PDE requested the Treasurer to stop payment of those allocations and instead pay them to charter schools claiming they had not been fully paid for tuition. The suit further asks the Court to order that the full amount of the property tax reduction allocations be paid to school districts as scheduled.
Joining PSBA as named Petitioners are the Phoenixville Area School District and the Eastern Lancaster County School District.
In separate correspondence, PSBA sent a formal request to indicted Attorney General Kathleen Kane and Auditor General Eugene DePasquale asking for a full investigation into the diversion.
Due to the cash flow crunch created by the current state budget impasse, many school districts have delayed paying that portion of charter school tuition which reflects the state revenue they have not received yet.
On October 15, PDE issued an email notification to school district superintendents and business officials that it intended to cause the October payment of property tax reduction allocations from the Gaming Fund/Property Tax Relief Fund to be intercepted for the purpose of paying amounts claimed by charter schools to be due from school districts that had paid less than the charter school believed to be owed.
In a statement issued the following day, PSBA staff attorneys said, “It is outrageous that the administration would resort to diversion of funds intended for taxpayers in order to immunize charter schools from the fiscal pain all other public schools are experiencing, and put charter schools in line ahead of other public schools for available state funds.”
In its lawsuit, PSBA contends that diversion of the property tax reduction allocations is unlawful, as it is held in trust in the Property Tax Relief Fund for the benefit of taxpayers and is not subject to the subsidy interception provisions of the Charter School Law.
The association further believes that PDE’s decision to apply the subsidy intercept provisions of the Charter School Law in this situation is the result of looking at that law in isolation, without regard to other statutory provisions, namely the Property Tax Relief Fund.

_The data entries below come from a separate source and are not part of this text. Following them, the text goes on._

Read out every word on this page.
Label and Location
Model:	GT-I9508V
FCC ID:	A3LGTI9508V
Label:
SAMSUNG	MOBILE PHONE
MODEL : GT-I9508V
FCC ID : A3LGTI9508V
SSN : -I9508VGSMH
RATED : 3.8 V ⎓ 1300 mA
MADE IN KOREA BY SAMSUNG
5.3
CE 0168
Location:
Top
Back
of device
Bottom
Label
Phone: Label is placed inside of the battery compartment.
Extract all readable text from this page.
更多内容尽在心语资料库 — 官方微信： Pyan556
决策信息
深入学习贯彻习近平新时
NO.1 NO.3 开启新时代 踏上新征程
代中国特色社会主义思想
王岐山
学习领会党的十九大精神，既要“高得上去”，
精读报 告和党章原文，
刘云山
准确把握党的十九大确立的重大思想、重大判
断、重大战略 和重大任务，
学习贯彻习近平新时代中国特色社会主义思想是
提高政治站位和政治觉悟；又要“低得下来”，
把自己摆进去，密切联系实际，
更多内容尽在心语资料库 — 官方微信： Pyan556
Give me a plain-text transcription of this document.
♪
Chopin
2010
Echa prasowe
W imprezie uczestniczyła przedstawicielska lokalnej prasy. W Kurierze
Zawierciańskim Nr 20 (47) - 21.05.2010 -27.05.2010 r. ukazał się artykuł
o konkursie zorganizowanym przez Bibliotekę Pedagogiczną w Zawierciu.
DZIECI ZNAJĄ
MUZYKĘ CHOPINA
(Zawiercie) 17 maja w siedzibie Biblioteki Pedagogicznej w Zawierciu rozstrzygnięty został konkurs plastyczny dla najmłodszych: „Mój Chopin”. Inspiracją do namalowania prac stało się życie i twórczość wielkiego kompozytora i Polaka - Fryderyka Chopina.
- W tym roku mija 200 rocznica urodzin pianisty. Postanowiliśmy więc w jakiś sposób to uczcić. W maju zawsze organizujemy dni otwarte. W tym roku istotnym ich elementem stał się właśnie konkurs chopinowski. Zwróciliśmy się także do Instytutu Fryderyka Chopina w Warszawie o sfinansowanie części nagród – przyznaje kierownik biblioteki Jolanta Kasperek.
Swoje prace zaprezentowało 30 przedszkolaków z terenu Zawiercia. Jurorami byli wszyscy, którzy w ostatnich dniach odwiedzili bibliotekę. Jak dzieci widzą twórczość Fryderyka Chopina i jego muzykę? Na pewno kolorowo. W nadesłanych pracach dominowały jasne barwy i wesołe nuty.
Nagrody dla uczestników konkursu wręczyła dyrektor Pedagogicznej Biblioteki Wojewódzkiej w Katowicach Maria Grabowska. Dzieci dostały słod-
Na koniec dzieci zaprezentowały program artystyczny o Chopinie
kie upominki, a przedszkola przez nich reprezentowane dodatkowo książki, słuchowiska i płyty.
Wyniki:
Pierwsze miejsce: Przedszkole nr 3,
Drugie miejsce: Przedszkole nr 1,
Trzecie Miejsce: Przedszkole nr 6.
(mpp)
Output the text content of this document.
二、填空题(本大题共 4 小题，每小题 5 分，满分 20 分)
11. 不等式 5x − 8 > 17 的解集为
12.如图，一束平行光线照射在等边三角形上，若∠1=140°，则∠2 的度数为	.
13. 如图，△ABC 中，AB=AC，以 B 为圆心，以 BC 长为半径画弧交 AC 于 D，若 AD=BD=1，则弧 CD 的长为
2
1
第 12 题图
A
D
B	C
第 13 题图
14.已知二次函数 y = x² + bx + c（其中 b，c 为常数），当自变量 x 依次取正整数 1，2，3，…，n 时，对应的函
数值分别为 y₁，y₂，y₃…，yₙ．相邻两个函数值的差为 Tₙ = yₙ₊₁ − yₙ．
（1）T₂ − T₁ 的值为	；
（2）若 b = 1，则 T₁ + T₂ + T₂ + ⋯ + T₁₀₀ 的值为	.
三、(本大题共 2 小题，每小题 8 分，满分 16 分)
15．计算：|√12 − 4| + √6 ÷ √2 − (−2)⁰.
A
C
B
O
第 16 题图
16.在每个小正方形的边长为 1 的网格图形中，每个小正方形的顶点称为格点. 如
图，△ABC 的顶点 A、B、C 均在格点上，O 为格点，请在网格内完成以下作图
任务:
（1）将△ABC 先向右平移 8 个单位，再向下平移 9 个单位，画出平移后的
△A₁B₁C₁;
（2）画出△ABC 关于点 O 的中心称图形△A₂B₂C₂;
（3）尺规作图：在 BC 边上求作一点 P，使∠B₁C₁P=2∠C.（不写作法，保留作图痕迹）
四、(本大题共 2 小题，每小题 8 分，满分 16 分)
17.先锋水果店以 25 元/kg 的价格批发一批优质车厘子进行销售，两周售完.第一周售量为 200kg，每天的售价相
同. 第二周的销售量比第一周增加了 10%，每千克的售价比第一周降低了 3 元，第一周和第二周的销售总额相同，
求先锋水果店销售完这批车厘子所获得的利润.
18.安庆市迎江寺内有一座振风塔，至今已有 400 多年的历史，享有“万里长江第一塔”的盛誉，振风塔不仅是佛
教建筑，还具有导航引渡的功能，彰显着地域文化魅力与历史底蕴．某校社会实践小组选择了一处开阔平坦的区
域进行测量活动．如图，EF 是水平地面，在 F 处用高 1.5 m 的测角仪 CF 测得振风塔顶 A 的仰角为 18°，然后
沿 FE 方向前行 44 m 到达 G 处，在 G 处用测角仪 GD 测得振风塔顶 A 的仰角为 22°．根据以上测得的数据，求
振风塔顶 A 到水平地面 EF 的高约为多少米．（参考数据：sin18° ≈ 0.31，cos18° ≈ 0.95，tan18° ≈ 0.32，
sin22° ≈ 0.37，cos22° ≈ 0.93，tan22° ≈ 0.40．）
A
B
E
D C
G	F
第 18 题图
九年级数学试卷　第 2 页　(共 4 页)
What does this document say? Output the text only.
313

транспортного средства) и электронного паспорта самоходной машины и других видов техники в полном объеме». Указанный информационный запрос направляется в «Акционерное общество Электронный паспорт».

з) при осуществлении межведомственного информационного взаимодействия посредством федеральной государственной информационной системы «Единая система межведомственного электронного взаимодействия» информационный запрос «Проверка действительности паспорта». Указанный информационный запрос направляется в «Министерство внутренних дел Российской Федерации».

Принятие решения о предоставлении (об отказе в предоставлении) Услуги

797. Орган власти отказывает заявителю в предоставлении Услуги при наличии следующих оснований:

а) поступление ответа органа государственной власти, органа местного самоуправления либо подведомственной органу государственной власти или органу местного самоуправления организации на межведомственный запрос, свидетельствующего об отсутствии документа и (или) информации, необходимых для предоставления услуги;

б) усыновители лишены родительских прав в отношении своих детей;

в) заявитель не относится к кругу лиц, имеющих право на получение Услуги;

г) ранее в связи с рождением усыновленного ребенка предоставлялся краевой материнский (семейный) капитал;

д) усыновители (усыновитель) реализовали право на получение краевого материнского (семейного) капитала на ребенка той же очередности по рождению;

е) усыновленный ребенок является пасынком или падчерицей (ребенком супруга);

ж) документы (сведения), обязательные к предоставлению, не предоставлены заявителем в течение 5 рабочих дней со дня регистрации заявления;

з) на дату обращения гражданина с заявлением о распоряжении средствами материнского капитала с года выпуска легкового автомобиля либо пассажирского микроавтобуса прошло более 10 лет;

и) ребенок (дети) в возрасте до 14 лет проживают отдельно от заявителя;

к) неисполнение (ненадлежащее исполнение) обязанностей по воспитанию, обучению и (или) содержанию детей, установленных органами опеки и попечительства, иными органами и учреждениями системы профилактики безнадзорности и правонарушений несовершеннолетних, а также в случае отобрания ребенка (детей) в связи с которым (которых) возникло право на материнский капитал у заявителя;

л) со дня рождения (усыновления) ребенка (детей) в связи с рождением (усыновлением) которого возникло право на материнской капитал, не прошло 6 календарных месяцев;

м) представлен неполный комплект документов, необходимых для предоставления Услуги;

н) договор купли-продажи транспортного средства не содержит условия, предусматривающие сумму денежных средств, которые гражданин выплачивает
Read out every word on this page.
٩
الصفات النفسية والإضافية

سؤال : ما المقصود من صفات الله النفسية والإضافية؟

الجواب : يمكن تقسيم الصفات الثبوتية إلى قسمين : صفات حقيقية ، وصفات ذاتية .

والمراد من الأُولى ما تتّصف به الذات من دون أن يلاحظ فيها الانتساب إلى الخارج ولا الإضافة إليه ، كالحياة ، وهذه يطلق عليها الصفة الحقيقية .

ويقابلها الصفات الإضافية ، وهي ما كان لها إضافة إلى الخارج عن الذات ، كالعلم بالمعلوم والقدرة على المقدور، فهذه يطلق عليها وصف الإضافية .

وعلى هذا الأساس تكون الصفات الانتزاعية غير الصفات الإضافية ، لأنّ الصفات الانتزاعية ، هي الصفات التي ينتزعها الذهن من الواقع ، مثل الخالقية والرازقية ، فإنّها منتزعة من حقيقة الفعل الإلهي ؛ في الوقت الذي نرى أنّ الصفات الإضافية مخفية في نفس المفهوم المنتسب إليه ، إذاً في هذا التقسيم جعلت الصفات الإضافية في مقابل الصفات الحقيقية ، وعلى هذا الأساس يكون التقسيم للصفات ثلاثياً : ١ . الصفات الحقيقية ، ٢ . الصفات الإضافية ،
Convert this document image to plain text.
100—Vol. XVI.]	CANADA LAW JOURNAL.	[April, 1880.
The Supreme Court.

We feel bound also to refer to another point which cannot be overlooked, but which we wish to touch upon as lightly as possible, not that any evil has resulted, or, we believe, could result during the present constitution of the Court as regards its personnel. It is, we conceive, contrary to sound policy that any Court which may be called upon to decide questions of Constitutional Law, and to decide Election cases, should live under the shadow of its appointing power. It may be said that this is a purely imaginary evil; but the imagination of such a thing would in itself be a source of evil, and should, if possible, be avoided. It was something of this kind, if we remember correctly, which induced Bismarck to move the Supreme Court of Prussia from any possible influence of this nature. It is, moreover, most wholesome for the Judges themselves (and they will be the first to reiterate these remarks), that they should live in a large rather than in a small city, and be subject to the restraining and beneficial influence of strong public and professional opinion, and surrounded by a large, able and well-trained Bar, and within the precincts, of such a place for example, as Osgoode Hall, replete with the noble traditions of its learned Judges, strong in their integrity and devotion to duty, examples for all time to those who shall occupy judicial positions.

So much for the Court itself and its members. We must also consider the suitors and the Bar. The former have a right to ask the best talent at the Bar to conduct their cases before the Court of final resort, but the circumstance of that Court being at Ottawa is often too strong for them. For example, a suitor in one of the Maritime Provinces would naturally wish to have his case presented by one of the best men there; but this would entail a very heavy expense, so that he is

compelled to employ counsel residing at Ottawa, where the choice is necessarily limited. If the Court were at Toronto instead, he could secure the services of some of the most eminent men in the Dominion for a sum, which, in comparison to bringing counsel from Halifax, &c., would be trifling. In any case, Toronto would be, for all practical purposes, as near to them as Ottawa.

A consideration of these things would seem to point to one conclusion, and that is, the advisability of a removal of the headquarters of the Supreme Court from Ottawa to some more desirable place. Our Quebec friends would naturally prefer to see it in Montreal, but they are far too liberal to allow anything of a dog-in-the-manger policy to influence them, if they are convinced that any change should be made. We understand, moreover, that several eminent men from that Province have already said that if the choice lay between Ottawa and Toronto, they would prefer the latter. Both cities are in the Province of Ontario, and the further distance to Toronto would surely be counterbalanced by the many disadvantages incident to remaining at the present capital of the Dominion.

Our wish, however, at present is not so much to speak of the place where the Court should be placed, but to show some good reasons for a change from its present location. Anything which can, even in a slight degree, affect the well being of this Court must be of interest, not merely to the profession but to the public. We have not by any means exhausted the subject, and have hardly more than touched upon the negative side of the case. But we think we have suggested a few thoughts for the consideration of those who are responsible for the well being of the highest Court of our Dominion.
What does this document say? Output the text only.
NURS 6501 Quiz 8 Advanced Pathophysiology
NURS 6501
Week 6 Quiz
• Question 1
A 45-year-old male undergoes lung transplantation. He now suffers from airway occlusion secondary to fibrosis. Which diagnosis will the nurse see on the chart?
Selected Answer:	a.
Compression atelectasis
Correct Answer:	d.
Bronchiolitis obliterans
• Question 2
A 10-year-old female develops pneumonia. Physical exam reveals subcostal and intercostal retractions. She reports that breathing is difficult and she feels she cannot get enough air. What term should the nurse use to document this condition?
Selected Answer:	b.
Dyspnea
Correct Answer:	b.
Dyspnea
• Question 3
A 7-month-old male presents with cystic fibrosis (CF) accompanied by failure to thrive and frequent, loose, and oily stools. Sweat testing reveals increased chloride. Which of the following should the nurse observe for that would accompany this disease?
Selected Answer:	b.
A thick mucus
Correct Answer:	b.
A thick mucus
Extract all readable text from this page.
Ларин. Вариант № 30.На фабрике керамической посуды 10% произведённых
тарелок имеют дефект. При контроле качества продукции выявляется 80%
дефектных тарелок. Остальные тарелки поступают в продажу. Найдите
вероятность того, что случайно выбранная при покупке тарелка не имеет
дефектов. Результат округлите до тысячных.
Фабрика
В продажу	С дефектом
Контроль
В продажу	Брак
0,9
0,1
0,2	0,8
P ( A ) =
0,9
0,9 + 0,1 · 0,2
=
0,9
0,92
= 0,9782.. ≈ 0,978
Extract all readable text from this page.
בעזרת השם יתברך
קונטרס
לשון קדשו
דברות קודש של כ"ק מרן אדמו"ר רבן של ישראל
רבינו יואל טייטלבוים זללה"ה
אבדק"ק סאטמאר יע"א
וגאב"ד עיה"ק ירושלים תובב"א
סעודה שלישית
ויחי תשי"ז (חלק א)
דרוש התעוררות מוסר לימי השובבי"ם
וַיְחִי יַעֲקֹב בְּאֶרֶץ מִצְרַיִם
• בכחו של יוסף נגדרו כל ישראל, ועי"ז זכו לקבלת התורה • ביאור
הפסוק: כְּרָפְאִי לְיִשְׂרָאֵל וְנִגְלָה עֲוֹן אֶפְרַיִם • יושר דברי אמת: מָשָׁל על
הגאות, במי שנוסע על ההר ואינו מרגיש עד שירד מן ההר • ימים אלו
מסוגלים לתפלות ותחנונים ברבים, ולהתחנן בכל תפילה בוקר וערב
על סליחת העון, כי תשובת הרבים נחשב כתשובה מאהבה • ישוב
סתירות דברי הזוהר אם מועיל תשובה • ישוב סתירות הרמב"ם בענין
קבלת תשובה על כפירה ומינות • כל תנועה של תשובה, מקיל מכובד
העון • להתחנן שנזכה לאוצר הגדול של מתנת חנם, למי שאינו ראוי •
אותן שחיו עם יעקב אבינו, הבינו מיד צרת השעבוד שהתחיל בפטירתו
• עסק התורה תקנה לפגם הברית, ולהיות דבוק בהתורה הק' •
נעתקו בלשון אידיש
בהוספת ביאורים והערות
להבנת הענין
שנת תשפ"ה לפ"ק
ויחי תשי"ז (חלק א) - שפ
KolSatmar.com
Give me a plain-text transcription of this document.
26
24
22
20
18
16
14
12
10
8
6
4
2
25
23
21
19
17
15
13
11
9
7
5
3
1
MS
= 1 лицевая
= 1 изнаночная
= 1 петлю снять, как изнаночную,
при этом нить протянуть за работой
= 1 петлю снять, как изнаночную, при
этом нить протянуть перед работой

In this law it is abundantly clear that this is a restricted use fund that neither the Commonwealth nor local school districts have any discretion to spend otherwise, and must be treated in the nature of a trust.
In short, PSBA contends, this is a different kind of money. These are not funds that constitute “State payments made to the district” for purposes of Section 1725-A (a)(5) of the Charter School Law, because they are neither state payments nor payments being made to districts for their discretionary use in educating children. They are instead payments of gaming revenues being made for the benefit of taxpayers, for which no other use is permitted.